Consumer spending which makes up about two-thirds of U.S. economy looked extremely sluggish in April, a recent report shows, as Americans tended to focus more on saving rather than going on a spending spree.
But despite moody consumers, figures suggest that in the second quarter the U.S. economy is slowly but steadily regaining momentum.
Moreover, a Monday report showed that in early May manufacturing industry, which accounts for about 12 percent of the U.S. economic activity, experienced a clear rebound in more than seven months. Also, construction spending is at its highest in more than six years, official data show.
Nevertheless, despite the good news, the Federal Reserve may not hike its benchmark interest rate before the end of the year. The two main concerns of the central bank are a weak consumer spending growth and stalled inflation.
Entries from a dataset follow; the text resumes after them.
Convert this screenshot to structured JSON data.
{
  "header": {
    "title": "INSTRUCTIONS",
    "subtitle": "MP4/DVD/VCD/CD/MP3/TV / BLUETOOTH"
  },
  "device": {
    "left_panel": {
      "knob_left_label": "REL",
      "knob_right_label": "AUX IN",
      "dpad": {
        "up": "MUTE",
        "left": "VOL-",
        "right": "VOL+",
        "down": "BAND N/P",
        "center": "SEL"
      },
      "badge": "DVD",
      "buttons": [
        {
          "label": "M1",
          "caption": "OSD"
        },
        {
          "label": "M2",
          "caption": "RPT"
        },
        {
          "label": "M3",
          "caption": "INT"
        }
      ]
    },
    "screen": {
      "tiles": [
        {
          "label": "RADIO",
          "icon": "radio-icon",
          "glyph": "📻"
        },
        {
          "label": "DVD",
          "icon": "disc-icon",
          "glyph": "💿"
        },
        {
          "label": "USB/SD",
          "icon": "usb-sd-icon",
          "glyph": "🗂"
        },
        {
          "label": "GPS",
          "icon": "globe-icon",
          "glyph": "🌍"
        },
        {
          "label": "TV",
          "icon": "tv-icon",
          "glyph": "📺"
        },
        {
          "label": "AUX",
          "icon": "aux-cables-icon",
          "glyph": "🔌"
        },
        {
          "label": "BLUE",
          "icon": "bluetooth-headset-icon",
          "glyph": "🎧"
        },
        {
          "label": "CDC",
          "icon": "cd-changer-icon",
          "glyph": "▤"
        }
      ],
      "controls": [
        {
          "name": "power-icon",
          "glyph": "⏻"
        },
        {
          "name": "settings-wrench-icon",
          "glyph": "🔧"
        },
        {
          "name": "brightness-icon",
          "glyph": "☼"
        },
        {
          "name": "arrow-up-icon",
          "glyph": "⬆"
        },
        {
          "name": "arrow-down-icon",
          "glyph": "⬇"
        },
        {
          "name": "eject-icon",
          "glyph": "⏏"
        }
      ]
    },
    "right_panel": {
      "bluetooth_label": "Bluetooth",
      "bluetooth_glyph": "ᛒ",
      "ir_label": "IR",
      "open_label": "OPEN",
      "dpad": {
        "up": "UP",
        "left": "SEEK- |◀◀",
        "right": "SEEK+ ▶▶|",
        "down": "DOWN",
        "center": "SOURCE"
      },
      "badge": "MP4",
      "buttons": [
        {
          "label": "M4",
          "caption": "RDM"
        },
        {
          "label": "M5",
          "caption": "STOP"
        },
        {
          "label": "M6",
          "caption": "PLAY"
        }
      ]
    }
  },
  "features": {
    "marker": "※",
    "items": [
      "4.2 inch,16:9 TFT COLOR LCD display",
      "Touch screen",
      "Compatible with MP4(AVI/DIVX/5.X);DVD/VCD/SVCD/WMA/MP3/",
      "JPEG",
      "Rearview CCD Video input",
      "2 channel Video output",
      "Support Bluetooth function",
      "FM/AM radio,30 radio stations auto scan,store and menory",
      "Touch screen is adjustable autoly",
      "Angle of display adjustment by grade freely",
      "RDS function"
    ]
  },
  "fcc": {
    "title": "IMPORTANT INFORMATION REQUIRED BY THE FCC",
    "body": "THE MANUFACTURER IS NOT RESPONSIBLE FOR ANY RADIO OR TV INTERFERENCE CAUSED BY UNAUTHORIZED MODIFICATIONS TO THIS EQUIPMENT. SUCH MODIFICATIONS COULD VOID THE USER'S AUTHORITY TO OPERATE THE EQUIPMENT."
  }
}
According to the Commerce Department’s reports, U.S. consumer spending growth remained unchanged in April though economists had forecast a 0.2 percent rise after a 0.5 percent spike in March.
Consumer spending was curbed by meager car sales in the first quarter, and weaker demand for utilities and gas as weather got warmer. The personal expenditures price index (PCE), or the PCE price deflator, which is a barometer of the increase of prices for all domestic personal consumption, gained only 0.1 percent over the last 12 months.
The PCE’s benchmark level is the one recorded in October 2009, while the index is the Federal Reserve’s favorite reading to measure nationwide level of inflation. However, the indicator fared better in March when it gained 0.3 percent.
But leaving aside energy and food prices, the PCE index jumped 1.2 percent from 2014.
All in all, the good news is that manufacturing and construction sectors are experiencing a strong rebound. According to the Institute for Supply Management, the index that reflects manufacturing activity across the U.S. rose to 52.8 in May from 51.5 two months ago. The institute explained that a reading above 50 suggested that the sector experiences expansion.
Manufacturing faced a prolonged decline in the last seven months due to a strong dollar, major spending cuts in the energy industry due to low gasoline prices, and labor disputes at the West Coast ports. The Institute for Supply Management said that a surge in orders and employment pushed the indicator up.
On Monday, the Commerce Department reported that construction spending rose by 2.2 percent, which is the best reading since November 2008.
“The construction and manufacturing data cast a bit of sunshine on an otherwise cloudy day for economic data,”
concluded Diane Swonk, chief economist at a Chicago-based independent financial services firm.